Personal information
- Full name: Clementine Meukeugni Noumbissi
- Born: 1 October 1990 (age 35) Yaoundé, Cameroon
- Height: 178 cm (5 ft 10 in)
- Weight: 86 kg (190 lb)

Sport
- Sport: Weightlifting

Medal record
Women's weightlifting
Representing Cameroon
Commonwealth Games
| Bronze medal – third place | 2018 Gold Coast | 90 kg |
Islamic Solidarity Games
| Silver medal – second place | 2021 Konya | 87 kg |
African Games
| Silver medal – second place | 2019 Rabat | 87 kg |
Commonwealth Championships
| Silver medal – second place | 2021 Tashkent | 87 kg |
African Championships
| Gold medal – first place | 2021 Nairobi | 87 kg |
| Silver medal – second place | 2019 Cairo | 87 kg |
Islamic Solidarity Games
| Silver medal – second place | 2017 Baku | 90 kg |

= Clémentine Meukeugni =

Cameroonian weightlifter (born 1990)

Clementine Meukeugni Noumbissi (born 1 October 1990) is a Cameroonian weightlifter.
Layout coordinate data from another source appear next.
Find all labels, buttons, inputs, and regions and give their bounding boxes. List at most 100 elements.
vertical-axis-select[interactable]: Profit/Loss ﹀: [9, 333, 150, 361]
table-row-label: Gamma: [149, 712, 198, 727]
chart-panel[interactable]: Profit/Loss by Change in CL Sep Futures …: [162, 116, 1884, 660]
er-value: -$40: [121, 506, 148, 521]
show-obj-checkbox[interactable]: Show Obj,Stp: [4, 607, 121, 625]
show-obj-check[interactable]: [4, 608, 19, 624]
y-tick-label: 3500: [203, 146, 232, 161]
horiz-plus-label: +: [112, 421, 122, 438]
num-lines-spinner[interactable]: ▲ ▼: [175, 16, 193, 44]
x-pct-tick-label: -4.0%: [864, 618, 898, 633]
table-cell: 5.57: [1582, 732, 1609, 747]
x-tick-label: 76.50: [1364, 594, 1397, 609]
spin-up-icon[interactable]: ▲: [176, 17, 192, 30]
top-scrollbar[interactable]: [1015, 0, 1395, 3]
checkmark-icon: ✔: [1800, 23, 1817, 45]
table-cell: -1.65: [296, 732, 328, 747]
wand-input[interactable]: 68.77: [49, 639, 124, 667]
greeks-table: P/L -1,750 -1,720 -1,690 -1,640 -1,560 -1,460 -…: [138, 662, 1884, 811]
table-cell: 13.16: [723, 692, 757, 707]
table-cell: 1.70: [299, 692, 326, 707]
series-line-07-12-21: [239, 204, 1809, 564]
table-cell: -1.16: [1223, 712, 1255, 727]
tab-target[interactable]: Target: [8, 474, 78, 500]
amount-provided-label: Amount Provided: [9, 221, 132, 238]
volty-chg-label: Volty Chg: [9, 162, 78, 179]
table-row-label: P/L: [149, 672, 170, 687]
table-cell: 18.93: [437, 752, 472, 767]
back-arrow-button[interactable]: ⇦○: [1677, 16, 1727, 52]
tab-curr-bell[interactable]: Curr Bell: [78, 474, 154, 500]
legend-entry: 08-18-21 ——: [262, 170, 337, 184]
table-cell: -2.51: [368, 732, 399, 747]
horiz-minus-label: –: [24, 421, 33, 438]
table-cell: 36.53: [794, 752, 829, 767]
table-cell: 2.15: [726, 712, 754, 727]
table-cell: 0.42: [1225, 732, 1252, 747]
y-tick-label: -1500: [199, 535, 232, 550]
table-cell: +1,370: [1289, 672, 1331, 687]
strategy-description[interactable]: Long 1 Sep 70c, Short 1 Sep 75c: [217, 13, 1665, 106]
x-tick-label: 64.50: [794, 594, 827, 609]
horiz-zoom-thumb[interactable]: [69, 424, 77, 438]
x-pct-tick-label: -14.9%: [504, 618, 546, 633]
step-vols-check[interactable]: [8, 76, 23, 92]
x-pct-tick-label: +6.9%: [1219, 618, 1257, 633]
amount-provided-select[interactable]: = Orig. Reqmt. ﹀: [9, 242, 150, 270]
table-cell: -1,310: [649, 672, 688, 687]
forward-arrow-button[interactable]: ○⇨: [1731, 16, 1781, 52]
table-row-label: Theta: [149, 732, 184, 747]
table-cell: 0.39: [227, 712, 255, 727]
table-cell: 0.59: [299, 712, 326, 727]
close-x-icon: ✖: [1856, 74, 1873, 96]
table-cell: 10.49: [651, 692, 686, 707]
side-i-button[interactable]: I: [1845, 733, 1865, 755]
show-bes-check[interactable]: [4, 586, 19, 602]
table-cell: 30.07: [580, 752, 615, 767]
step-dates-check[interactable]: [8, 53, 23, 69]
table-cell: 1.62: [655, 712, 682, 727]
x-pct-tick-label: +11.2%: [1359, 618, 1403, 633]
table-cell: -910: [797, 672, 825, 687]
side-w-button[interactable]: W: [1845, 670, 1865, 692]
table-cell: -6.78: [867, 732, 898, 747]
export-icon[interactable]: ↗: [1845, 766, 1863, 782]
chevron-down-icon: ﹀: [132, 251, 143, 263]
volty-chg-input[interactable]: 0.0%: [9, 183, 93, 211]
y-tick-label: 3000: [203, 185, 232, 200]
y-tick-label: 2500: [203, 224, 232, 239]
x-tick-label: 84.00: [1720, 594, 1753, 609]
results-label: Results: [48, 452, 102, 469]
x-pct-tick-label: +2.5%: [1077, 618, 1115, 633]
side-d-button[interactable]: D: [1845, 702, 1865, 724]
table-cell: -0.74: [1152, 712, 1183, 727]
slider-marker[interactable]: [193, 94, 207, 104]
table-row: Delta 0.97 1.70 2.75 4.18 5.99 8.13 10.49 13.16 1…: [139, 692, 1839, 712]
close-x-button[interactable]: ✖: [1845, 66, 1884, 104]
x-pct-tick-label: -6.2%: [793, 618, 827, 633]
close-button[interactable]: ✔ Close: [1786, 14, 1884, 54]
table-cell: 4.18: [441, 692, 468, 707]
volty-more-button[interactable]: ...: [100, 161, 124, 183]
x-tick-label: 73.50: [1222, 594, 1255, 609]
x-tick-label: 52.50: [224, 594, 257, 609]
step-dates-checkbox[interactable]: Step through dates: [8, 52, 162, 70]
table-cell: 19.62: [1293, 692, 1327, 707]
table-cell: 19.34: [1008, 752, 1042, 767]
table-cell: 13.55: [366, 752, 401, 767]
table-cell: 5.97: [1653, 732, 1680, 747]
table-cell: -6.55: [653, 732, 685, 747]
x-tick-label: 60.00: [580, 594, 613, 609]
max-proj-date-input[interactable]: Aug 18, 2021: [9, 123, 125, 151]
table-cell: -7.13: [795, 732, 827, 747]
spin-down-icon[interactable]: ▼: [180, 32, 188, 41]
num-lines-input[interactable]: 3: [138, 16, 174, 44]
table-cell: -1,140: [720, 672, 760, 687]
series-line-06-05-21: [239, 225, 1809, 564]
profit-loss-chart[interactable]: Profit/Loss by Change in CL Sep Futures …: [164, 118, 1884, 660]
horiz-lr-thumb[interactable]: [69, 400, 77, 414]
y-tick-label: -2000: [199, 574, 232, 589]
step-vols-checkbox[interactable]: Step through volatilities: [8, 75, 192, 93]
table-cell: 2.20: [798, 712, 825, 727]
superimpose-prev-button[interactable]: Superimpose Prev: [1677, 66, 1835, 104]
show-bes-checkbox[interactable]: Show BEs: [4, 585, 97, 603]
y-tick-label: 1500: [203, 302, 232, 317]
She competed in the women's 90 kg event at the 2018 Commonwealth Games, winning the bronze medal. She competed in the women's 87 kg event at the 2020 Summer Olympics held in Tokyo, Japan.

She competed in the women's 87 kg event at the 2022 Commonwealth Games held in Birmingham, England.